Begemann und Seybold musizieren seit einem Vierteljahrhundert zusammen, sie kennen sich in und auswendig – und dieses blinde Verstehen zeichnet auch die Interpretationen aus. Eine intensive Schubert-Erfahrung, originell aufgemacht, in einem Pappkarton und in Seidenpapier eingeschlagen, wie alle Editionen des Labels bastille musique, mit allen Texten und ausführlichem Booklet. So soll es sein.
Cecilia & Sol: Dolce Duello
Auf den ersten Blick sieht es aus wie ein weiteres reines Marketing-Produkt: Cecilia Bartoli und Sol Gabetta. Zwei Superstars lächeln im Stil einer 50er-Jahre-Urlaub-auf-Capri-Werbung vom Cover eines Albums, das auch noch "Dolce Duello" heißt. Die Plattenfirma schwärmt me-too-verdächtig von "zwei der hinreißendsten Frauen der klassischen Musikszene". Und meint damit hoffentlich vor allem die künstlerische Qualität von Bartoli und Gabetta.

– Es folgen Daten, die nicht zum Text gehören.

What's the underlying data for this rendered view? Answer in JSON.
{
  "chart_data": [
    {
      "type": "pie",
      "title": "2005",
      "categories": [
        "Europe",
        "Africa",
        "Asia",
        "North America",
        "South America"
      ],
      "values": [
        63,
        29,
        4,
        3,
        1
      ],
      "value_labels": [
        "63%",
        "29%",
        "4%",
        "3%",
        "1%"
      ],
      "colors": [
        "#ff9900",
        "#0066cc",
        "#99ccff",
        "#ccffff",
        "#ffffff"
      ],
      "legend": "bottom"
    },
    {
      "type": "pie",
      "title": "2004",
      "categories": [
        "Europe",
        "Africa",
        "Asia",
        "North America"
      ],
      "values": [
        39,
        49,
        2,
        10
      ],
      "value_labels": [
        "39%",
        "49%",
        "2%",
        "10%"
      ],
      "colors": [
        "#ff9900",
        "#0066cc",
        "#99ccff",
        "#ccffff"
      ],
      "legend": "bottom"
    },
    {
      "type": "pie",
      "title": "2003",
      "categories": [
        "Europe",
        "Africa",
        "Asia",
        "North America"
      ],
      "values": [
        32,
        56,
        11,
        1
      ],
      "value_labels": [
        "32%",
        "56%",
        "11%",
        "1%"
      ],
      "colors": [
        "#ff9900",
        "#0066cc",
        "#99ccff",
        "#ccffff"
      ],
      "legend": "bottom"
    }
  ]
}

Auf der CD dann "eine Reihe von atemberaubenden Duellen und staunenerregenden Arien". Solcherart vorbereitet, macht man sich schon auf das Schlimmste gefasst. Und wird eines Besseren belehrt. "Atemberaubende Duelle"? – Eher nicht. Aber sehr wohl staunenerregende Virtuosität und Musikalität in klug ausgesuchten barocken Arien. Man hört den Beiden ausgesprochen gern zu, wie sie mit spielerischer Lust sich gegenseitig inspirieren, miteinander wetteifern oder auch sich verbünden. Nur das abschließende Boccherini-Cellokonzert ist einigermaßen entbehrlich. Mit den dramaturgisch ausgefeilten Konzeptalben, die Cecilia Bartoli in den letzten Jahren veröffentlicht hat (gerne mit mehrere hundert Seiten starkem Booklet), kann diese CD nicht mithalten. Aber sie ist auf eine sehr vergnügliche Weise ernsthaft.